Le Chef du SBU ukrainien a décidé de suivre l’exemple des collaborateurs nazis

3 Avril 2015 , Rédigé par Réveil Communiste Publié dans #Ukraine

les drapeaux de l'eurofascisme
les drapeaux de l'eurofascisme

Sur le blog de Danielle Bleitrach

02 Avril 2015

http://www.vzglyad.ru/world/2015/4/2/737602.html

2 avril 2015

Le Chef du Service de sécurité de l’Ukraine Valentin Nalivaitchenko a annoncé que son administration s’orienterait sur les « traditions et méthodes » de la Sécurité de l’OUN-UPA de Bandera. Il convient de noter que non seulement ces modèles sont restés dans l’histoire comme des terroristes, sadiques et complices des nazis, mais comparer la police avec une guérilla clandestine et un groupe de sabotage semble pour le moins étrange.

Le Service de sécurité ukrainien (SBU) « va abandonner les traditions du KGB» et à la place se concentrer sur l’expérience de contre-espionnage de l’Organisation des nationalistes ukrainiens – Armée insurrectionnelle ukrainienne * (UPA **) des années trente et cinquante du siècle dernier ».

Cela a été déclaré par le chef du SBU Valentin Nalivaitchenko dans une interview publiée mercredi dans le journal Kievien « Den’ ». « Le SBU n’a pas besoin d’inventer quelque chose de nouveau – il est important de s’appuyer sur les traditions et les méthodes de travail de la Sécurité de l’OUN-UPA – a dit littéralement Nalivaitchenko. – Elle (la sécurité) luttait contre l’agresseur pendant l’occupation temporaire du territoire, avait des valeurs patriotiques, un contre-espionnage, et jouissait du soutien de la population civile ukrainienne » .

Ajoutons que Nalivaitchenko a également promis de rénover complètement le personnel du SBU, en recrutant des jeunes élevés dans les années 90. « En 2012-2014, la direction du SBU, comme d’ailleurs je pense, la plupart des autres organismes judiciaires, se composait de personnes qui tombent maintenant sous le coup de la Loi pour trahison » – a-t-il dit. – Actuellement, l’équipe dirigeante du SBU a été renouvelée à 100%. Il n’y a pas de jour où je n’aie signé des ordres de licenciement. « En même temps, selon le chef du SBU, la tâche est de recruter un grand nombre de jeunes. » « Nous avons maintenant à la direction générale de l’appareil central des gens qui ont 30 ou un peu plus de 30 ans, » – dit-il.

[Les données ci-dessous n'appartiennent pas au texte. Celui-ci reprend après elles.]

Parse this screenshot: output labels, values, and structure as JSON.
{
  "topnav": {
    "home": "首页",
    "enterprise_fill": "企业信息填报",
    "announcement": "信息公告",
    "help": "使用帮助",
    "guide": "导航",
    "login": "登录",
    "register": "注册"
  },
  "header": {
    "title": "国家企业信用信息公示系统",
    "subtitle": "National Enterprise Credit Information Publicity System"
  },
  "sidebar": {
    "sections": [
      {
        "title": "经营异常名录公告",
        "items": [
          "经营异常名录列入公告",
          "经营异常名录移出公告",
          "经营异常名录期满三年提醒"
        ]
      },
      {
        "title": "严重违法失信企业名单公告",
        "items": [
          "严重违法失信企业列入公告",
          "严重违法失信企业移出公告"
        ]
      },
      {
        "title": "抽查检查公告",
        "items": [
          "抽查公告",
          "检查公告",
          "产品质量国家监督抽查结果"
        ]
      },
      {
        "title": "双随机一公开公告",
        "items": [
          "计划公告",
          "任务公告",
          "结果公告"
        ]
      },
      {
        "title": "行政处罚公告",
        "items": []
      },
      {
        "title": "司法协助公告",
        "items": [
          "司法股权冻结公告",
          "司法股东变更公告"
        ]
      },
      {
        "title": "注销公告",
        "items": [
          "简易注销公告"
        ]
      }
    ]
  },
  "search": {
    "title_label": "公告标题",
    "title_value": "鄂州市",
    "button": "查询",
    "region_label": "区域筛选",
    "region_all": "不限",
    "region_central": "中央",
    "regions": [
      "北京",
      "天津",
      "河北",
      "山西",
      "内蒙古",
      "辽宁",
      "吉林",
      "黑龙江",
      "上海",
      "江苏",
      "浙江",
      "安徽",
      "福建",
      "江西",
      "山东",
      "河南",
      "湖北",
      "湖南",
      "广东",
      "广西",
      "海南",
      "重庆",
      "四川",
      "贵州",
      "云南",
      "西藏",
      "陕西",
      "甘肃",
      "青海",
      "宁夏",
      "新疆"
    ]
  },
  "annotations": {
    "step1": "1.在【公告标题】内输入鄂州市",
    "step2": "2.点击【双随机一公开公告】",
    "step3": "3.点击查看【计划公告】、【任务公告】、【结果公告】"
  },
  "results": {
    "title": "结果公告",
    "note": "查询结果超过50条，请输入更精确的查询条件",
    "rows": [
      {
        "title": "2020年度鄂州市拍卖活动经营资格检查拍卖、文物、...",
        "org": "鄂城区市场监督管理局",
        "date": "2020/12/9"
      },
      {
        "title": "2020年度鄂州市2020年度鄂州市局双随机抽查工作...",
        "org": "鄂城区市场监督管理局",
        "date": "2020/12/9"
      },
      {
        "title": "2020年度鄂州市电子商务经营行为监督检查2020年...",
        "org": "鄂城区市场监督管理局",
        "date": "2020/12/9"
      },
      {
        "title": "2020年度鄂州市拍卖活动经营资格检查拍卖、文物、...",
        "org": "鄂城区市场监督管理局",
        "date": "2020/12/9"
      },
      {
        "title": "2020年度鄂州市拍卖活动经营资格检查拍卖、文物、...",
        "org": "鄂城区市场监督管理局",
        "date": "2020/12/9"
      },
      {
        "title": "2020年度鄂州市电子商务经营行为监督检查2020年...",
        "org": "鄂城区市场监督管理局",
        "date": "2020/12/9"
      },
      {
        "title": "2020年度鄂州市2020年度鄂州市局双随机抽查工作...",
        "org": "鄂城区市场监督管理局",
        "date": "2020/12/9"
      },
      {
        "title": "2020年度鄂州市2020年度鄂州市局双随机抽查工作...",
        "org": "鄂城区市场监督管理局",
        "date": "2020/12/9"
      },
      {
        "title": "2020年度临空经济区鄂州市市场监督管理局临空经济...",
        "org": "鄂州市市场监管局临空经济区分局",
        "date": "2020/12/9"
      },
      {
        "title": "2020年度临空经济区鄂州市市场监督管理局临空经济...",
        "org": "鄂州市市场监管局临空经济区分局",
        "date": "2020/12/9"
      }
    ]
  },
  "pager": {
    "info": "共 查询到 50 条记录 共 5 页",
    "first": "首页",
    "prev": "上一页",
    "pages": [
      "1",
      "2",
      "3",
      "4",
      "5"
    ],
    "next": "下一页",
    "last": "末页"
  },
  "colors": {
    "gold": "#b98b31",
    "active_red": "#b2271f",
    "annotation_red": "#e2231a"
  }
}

Au sujet de la continuité entre SBU et la «sécurité» des nationalistes ukrainiens clandestins, une remarque: Nalivaichenko s’est vanté dans une interview que, étant dans l’opposition, il avait étudié les méthodes de ses dirigeants Nicholas Lebed et Nicholas Arsenitch-Berezovsky.

Les biographies de ces deux dirigeants de l’UPA, dont les méthodes sont prises pour modèle par Nalivaichenko, méritent d’être exposées brièvement.

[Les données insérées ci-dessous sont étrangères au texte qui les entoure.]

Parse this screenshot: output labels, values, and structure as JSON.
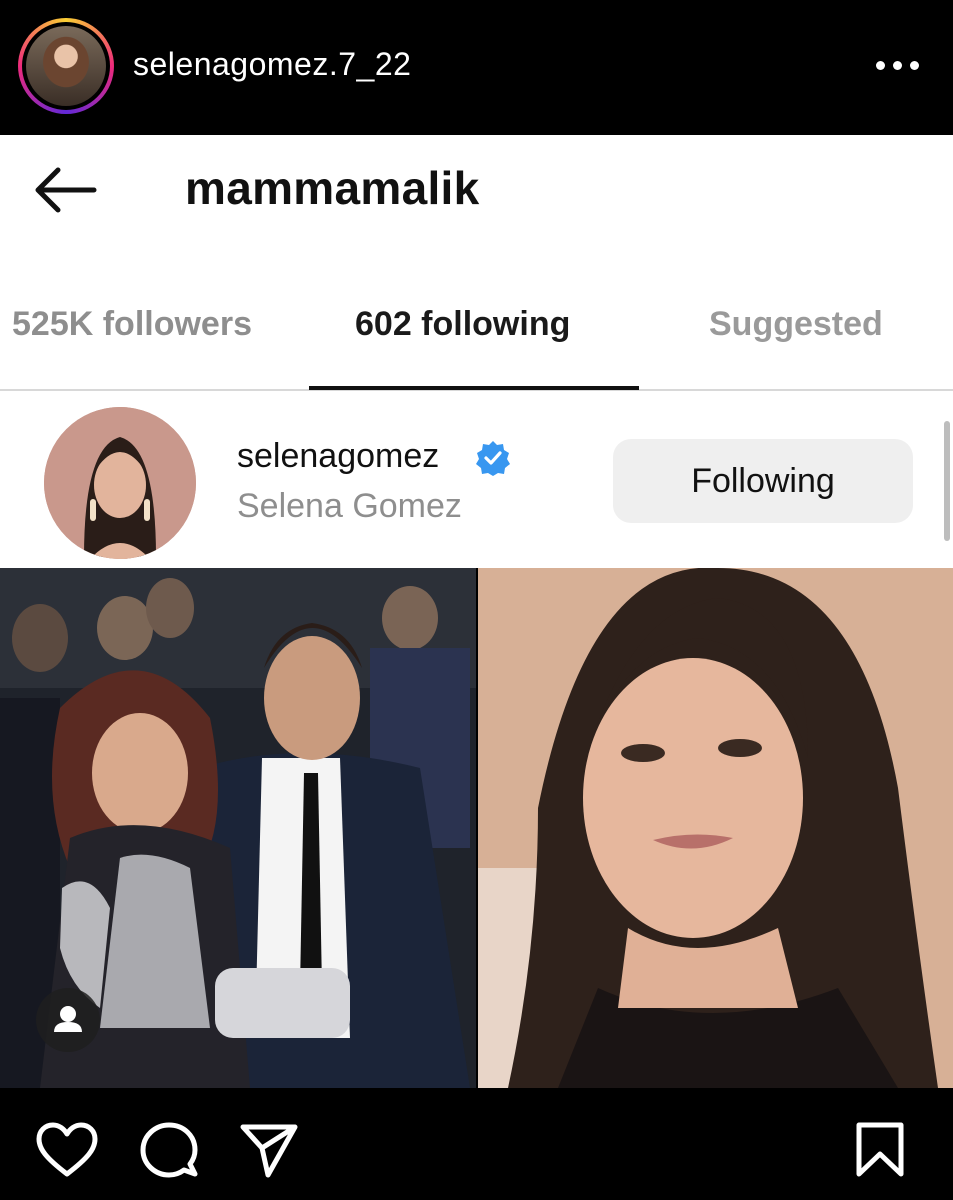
{
  "header": {
    "username": "selenagomez.7_22",
    "avatar_icon": "profile-avatar",
    "more_icon": "more-horizontal-icon"
  },
  "screenshot": {
    "back_icon": "arrow-left-icon",
    "profile_title": "mammamalik",
    "tabs": [
      {
        "label": "525K followers",
        "active": false
      },
      {
        "label": "602 following",
        "active": true
      },
      {
        "label": "Suggested",
        "active": false
      }
    ],
    "account_row": {
      "username": "selenagomez",
      "full_name": "Selena Gomez",
      "verified": true,
      "button_label": "Following"
    }
  },
  "photos": [
    {
      "name": "left-photo"
    },
    {
      "name": "right-photo"
    }
  ],
  "actions": {
    "like_icon": "heart-icon",
    "comment_icon": "comment-icon",
    "share_icon": "send-icon",
    "save_icon": "bookmark-icon",
    "tag_icon": "person-tag-icon"
  },
  "colors": {
    "verified": "#3897f0",
    "background": "#000000",
    "button_bg": "#efefef"
  }
}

« Un sadique bien connu et un collabo »

Nikolai (Mykola) Lebed dans les années trente est poursuivi en Pologne pour terrorisme – en 1934, il est arrêté avec d’autres militants de «Organisation militaire ukrainienne » pour complicité dans l’assassinat du ministre de l’Intérieur polonais Bronislaw Peratsky.

Selon les historiens (notamment les auteurs américains Richard Breitman et Norman God), c’est justement le chef de la sécurité Lebed qui a fait la proposition de « nettoyer l’ensemble du territoire révolutionnaire » de Volhynie de la population polonaise. Ainsi, il est non seulement responsable du massacre de Volyn de mars à juillet 1943, mais directement impliqué dans le nettoyage ethnique. Selon divers rapports, les victimes des massacres sont de 35 000 à 80 000 Polonais en Volhynie et 20 000 à 40 000 en Galicie orientale. Dans le même travail, les historiens américains ont mentionné que, en 1947, le rapport de l’American Army Corps de contre-espionnage (CIC) a qualifié Lebed de «sadique bien connu et collaborateur allemand. Non seulement chez nous mais aussi dans la presse occidentale (en particulier, Independent et Huffington Post), il a été mentionné que pendant la Seconde Guerre mondiale, Lebed, le premier chef de la sécurité d’OUN a collaboré avec les nazis.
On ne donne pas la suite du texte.